Think of it this way. In straight and level flight, lift must be constant. So at any point on the drag curve, the lift required is the same. Therefore the point where the drag curve is a minimum is the most efficient, as it produces the least drag, but still gives the same lift as other points on the curve. This then corresponds to the points you have listed under the pic.
Pic 2.
Endurance is related to how much fuel you burn. The more you burn, the faster you run out! Bob puts it very simply in his book. Power is a rate, and you can think of it as a rate of burning fuel. The less power you use, the less the rpm's you use, the less rpms you use, the less fuel the engine is using per minute i.e. it is taking a smaller bite of fuel (lower rpm). Therefore, for maximum endurance, you would operate at the least power required, point x on the graph.

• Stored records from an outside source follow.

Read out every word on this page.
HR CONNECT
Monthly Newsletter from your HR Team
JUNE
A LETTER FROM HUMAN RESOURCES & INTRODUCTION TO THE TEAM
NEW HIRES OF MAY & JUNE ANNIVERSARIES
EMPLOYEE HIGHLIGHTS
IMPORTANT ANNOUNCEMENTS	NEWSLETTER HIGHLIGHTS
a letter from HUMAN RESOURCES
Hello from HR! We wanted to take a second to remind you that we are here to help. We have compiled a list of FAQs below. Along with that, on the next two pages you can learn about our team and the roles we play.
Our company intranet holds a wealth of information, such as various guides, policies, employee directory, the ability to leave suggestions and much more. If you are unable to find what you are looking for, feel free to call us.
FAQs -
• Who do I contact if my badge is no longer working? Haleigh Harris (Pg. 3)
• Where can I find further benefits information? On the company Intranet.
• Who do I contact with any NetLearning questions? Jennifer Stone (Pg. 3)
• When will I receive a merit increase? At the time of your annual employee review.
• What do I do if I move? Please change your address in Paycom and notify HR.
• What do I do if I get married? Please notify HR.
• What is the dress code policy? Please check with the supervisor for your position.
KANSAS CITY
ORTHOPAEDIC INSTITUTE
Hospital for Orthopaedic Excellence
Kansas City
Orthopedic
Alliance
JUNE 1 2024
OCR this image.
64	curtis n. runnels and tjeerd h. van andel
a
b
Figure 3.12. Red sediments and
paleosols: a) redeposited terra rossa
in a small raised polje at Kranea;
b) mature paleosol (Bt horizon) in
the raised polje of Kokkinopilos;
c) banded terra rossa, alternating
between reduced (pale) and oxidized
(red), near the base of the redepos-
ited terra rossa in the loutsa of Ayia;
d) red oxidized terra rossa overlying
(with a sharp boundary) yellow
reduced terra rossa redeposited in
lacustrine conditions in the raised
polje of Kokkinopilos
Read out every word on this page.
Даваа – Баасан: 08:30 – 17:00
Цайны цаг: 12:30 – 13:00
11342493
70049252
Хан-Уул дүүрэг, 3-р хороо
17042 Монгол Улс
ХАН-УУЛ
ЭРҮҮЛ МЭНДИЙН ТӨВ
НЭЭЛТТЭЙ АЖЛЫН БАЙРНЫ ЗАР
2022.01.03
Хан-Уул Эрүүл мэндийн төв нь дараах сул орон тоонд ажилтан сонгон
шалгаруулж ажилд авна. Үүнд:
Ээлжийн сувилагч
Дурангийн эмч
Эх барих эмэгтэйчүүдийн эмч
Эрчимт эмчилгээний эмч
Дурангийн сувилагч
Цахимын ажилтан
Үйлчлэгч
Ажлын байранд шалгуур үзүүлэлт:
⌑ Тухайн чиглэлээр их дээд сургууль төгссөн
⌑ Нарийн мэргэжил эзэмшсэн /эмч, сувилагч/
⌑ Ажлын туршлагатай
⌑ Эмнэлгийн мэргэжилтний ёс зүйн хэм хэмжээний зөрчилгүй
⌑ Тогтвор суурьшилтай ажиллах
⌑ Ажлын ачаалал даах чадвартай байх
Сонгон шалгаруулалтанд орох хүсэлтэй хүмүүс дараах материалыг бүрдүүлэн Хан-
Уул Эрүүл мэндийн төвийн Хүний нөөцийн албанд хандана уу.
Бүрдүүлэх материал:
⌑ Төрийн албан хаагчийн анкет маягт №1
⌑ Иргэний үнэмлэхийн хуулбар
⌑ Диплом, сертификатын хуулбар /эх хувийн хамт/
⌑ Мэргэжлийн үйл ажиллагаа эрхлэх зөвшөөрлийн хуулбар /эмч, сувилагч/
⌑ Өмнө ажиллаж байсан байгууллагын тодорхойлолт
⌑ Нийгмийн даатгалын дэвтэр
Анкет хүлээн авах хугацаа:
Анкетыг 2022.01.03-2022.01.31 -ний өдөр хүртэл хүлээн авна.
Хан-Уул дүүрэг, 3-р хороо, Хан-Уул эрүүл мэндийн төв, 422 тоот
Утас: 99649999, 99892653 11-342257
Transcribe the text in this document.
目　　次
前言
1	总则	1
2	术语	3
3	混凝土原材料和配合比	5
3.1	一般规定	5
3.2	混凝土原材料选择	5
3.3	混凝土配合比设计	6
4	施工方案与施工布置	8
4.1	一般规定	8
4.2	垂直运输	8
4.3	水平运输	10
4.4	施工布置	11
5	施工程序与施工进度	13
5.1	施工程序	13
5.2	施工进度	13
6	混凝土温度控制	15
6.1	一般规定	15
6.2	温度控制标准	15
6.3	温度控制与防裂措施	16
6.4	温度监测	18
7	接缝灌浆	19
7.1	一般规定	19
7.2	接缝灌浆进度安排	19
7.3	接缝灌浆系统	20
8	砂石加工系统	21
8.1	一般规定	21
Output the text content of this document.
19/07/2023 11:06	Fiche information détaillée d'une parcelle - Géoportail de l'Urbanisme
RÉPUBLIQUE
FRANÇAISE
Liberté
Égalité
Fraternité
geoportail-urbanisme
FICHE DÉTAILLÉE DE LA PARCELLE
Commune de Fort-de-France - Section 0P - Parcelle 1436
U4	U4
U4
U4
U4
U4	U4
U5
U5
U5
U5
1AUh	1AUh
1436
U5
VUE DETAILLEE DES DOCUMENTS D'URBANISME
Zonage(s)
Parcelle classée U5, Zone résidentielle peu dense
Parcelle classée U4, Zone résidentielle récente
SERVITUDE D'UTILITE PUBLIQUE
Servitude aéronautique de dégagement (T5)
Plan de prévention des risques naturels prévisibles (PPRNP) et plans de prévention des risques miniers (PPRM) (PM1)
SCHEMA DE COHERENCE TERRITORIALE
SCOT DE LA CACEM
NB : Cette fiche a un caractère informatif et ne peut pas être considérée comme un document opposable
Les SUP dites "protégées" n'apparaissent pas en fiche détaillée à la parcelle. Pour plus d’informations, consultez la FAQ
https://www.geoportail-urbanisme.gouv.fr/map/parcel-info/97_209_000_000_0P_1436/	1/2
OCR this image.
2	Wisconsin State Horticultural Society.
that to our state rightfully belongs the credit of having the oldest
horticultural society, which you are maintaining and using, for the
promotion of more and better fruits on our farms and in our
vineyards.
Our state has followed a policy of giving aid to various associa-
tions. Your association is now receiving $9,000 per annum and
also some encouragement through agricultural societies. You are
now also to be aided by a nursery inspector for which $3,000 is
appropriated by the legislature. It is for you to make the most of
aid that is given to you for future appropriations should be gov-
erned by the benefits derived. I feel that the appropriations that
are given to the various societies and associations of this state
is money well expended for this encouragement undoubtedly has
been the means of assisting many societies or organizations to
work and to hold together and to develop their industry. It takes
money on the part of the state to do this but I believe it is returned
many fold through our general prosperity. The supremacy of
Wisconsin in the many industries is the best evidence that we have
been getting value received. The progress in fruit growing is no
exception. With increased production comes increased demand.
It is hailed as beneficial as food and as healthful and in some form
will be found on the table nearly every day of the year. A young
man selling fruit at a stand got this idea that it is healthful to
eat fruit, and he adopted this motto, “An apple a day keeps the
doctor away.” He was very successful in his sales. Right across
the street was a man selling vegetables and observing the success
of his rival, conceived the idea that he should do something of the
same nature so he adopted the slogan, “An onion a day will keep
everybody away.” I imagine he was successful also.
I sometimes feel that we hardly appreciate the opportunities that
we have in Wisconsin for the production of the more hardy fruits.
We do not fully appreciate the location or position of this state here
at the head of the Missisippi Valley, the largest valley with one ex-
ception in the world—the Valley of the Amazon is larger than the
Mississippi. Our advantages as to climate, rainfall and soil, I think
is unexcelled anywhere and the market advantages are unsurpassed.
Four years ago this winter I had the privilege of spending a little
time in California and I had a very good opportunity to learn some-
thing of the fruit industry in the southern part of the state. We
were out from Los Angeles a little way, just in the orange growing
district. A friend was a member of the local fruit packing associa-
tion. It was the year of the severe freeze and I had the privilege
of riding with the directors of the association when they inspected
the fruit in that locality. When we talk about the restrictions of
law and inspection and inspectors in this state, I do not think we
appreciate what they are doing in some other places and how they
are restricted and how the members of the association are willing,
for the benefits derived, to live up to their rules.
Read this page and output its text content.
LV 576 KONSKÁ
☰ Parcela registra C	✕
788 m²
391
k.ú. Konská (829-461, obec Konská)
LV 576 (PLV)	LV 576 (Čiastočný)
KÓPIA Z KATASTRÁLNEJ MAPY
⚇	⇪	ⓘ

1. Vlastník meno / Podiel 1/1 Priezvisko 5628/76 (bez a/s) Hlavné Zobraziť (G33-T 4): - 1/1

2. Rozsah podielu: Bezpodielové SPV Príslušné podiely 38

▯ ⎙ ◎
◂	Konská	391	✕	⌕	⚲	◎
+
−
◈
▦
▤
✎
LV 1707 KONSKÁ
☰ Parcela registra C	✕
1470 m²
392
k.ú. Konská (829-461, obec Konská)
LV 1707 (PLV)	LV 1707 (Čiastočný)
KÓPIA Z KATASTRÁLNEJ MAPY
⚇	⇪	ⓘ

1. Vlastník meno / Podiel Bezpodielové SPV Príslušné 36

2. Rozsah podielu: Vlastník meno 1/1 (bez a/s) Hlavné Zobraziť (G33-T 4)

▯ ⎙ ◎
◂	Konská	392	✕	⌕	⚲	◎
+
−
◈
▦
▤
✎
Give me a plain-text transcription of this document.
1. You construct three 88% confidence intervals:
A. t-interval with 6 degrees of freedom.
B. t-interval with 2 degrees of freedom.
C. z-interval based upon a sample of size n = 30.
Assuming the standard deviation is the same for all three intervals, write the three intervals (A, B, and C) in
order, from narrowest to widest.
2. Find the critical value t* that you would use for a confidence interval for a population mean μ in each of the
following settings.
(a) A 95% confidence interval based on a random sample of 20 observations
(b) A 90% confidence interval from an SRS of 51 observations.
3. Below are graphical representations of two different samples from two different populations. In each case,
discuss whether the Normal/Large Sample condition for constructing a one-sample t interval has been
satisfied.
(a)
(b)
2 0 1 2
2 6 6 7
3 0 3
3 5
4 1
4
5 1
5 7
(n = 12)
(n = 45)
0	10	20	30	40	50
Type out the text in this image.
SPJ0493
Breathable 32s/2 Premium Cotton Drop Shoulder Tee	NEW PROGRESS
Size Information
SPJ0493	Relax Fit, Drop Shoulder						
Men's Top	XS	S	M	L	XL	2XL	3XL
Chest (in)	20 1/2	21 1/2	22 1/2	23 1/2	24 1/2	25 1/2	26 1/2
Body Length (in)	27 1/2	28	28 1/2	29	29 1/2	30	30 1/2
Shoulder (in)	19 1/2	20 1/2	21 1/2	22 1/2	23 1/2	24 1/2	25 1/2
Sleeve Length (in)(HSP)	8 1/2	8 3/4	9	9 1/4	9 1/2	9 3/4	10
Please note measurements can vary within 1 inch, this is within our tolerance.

Alternatively a simple way of looking at it is like peddling a bike. The faster you pedal, the more energy (fuel) you use so your become tired (run out of fuel) more quickly. The slower you have to pedal, the longer it will take for you to become tired.
Pic 3.
Not sure what you want to know here, but the answers would be the same as pic 1. The highest L/D point will occur when the airframe is operating at its most efficient angle of attack i.e. The least total drag.
Pic 4.
Not sure what you wan to know here either? But CL will increase all the way upto the stalling angle, and then drop off as the stalling aoa is exceeded. I like to think of the CL as how efficiently the aerofoil can use the energy of the airflow to produce lift. At high angles of attack, the wings can "manipulate" the airflow more to produce the required lift (until the critical angle is exceeded)
Hope that helps, these are just the pointers I use myself to understand how the graphs work. Someone else might be able to help you more if its not sufficient for your needs.